ETF literally means Exchange Traded Fund. As the name suggests, these are funds structured to be traded on an exchange.
What are ETFs?
In other words, they are funds that are created so that shares can be placed on some stock exchange so that they can be bought and sold freely.
They belong to the wider family of ETPs (Exchange Traded Products), to which ETCs (Exchange Traded Commodities) and ETNs (Exchange Traded Notes) also belong, both of which are listed on exchanges like ETFs.
In particular, ETFs are often passively managed funds, whose value is directly linked to an underlying asset, which may be an index, a stock, a bond, a currency, a commodity (such as gold bars), or even cryptocurrencies, and generally operate with an arbitrage mechanism designed to keep the price of the exchange-traded stock as close as possible to the value of the underlying asset, although deviations from parity may occasionally occur.
They are limited liability funds, whose shares are issued precisely for the purpose of being traded on an exchange.
Most index funds hold the same securities in the same proportions as a given index in order to replicate the price trend as accurately as possible.

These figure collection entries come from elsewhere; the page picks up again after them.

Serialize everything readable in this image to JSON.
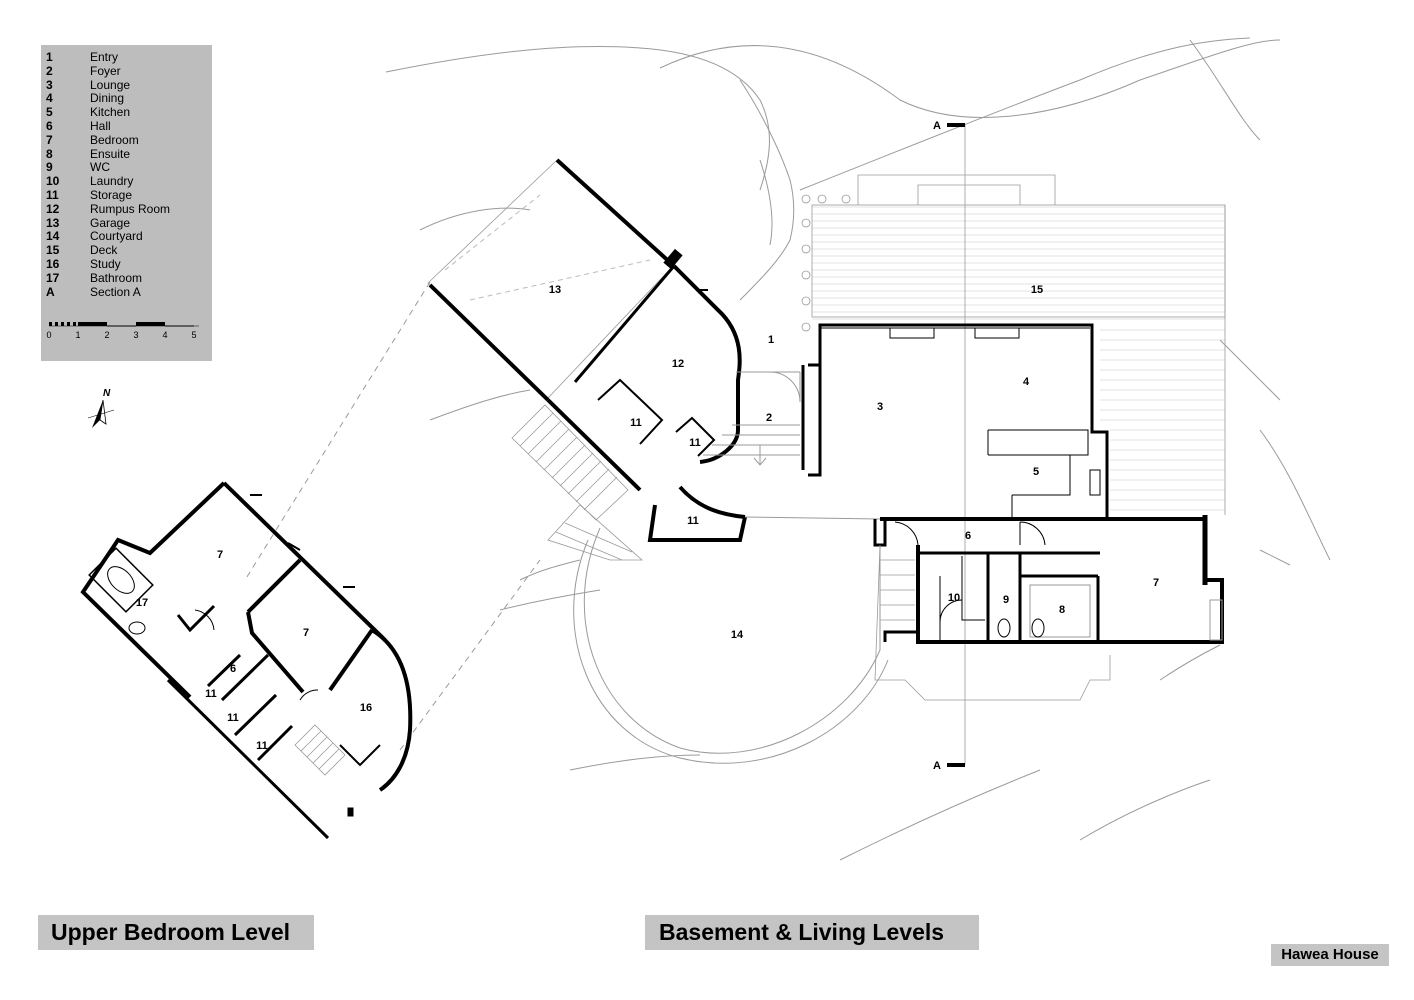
{
  "legend": {
    "items": [
      {
        "num": "1",
        "name": "Entry"
      },
      {
        "num": "2",
        "name": "Foyer"
      },
      {
        "num": "3",
        "name": "Lounge"
      },
      {
        "num": "4",
        "name": "Dining"
      },
      {
        "num": "5",
        "name": "Kitchen"
      },
      {
        "num": "6",
        "name": "Hall"
      },
      {
        "num": "7",
        "name": "Bedroom"
      },
      {
        "num": "8",
        "name": "Ensuite"
      },
      {
        "num": "9",
        "name": "WC"
      },
      {
        "num": "10",
        "name": "Laundry"
      },
      {
        "num": "11",
        "name": "Storage"
      },
      {
        "num": "12",
        "name": "Rumpus Room"
      },
      {
        "num": "13",
        "name": "Garage"
      },
      {
        "num": "14",
        "name": "Courtyard"
      },
      {
        "num": "15",
        "name": "Deck"
      },
      {
        "num": "16",
        "name": "Study"
      },
      {
        "num": "17",
        "name": "Bathroom"
      },
      {
        "num": "A",
        "name": "Section A"
      }
    ],
    "scale_ticks": [
      "0",
      "1",
      "2",
      "3",
      "4",
      "5"
    ]
  },
  "north_label": "N",
  "section_marker": "A",
  "titles": {
    "upper": "Upper Bedroom Level",
    "basement": "Basement & Living Levels",
    "house": "Hawea House"
  },
  "room_labels": {
    "main": {
      "entry": "1",
      "foyer": "2",
      "lounge": "3",
      "dining": "4",
      "kitchen": "5",
      "hall": "6",
      "bedroom": "7",
      "ensuite": "8",
      "wc": "9",
      "laundry": "10",
      "storage_a": "11",
      "storage_b": "11",
      "storage_c": "11",
      "rumpus": "12",
      "garage": "13",
      "courtyard": "14",
      "deck": "15"
    },
    "upper": {
      "bedroom_a": "7",
      "bedroom_b": "7",
      "bathroom": "17",
      "hall": "6",
      "storage_a": "11",
      "storage_b": "11",
      "storage_c": "11",
      "study": "16"
    }
  },
  "colors": {
    "legend_bg": "#bdbdbd",
    "title_bg": "#c4c4c4",
    "wall": "#000000",
    "site_line": "#9a9a9a"
  }
}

For example, an ETF on the S&P 500 index, or on the NASDAQ-100, has shares that are traded on the stock exchange with a price that is always very similar to that of the indices they use as underlyings.

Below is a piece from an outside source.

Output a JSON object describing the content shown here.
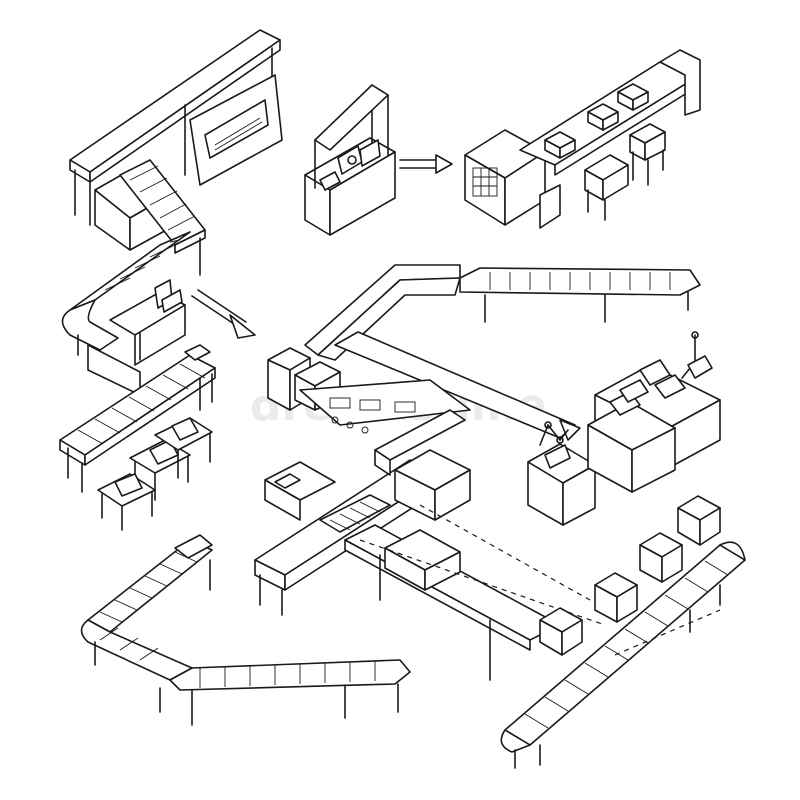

In some cases, however, the management is active, such as the famous Innovation ETF of ARK, which means that the underlying is modified to generate the highest possible return.
ETFs, functioning and advantages
The way it works is simple: the fund divides the ownership of itself into shares that are held by the shareholders. In this way, the shareholders indirectly own the assets held by the fund, and are also entitled to a share of any profits, such as interest or dividends. The fund’s shares can be sold or bought on the stock exchange.
The advantage is that ETF shares are traded in exactly the same way, and more importantly with the same instruments, as those used to trade the stock markets, making them very easily accessible to millions of investors and speculators. They also offer other technical advantages, such as reduced costs in some cases.
The largest ETF by value under management is the SPDR S&P 500 ETF Trust (SPY), which holds $405 million in assets and trades about $70 million a day. Among the largest ETF issuers in the world are iShares and Vanguard.
They have existed in the US since the early 1990s and have since achieved increasing success, with trading volumes and assets under management growing. The simplicity they offer to the average investor makes them extremely competitive products, especially in the retail market.
Buying ETFs is similar to buying a basket of securities. But it is now possible to do so with just a couple of clicks, without having to go through some lengthy and complex procedures.
Bitcoin ETFs
For example, the recent success of the Bitcoin futures ETF is most likely due to the ease and speed with which it can be invested in, as opposed to direct investments in BTC which require lengthy registration procedures with exchanges, and active and proper asset management.
With ETFs, these problems are simply eliminated and shifted to the fund manager, allowing everyone to invest quickly and easily in a very wide range of different assets, or baskets of assets.
In the US, until a week ago, there was no ETF on Bitcoin. In the space of a few days, there was the debut of the ProShares one, then the launch of Valkyrie and by Monday VanEck is also expected. This means there will potentially be a lot of competition.
Meanwhile, after Bitcoin set a new all-time high, the price today seems to be struggling. BTC is back down to $63,000. All that remains is to wait for the impact of Valkyrie’s ETF on the market.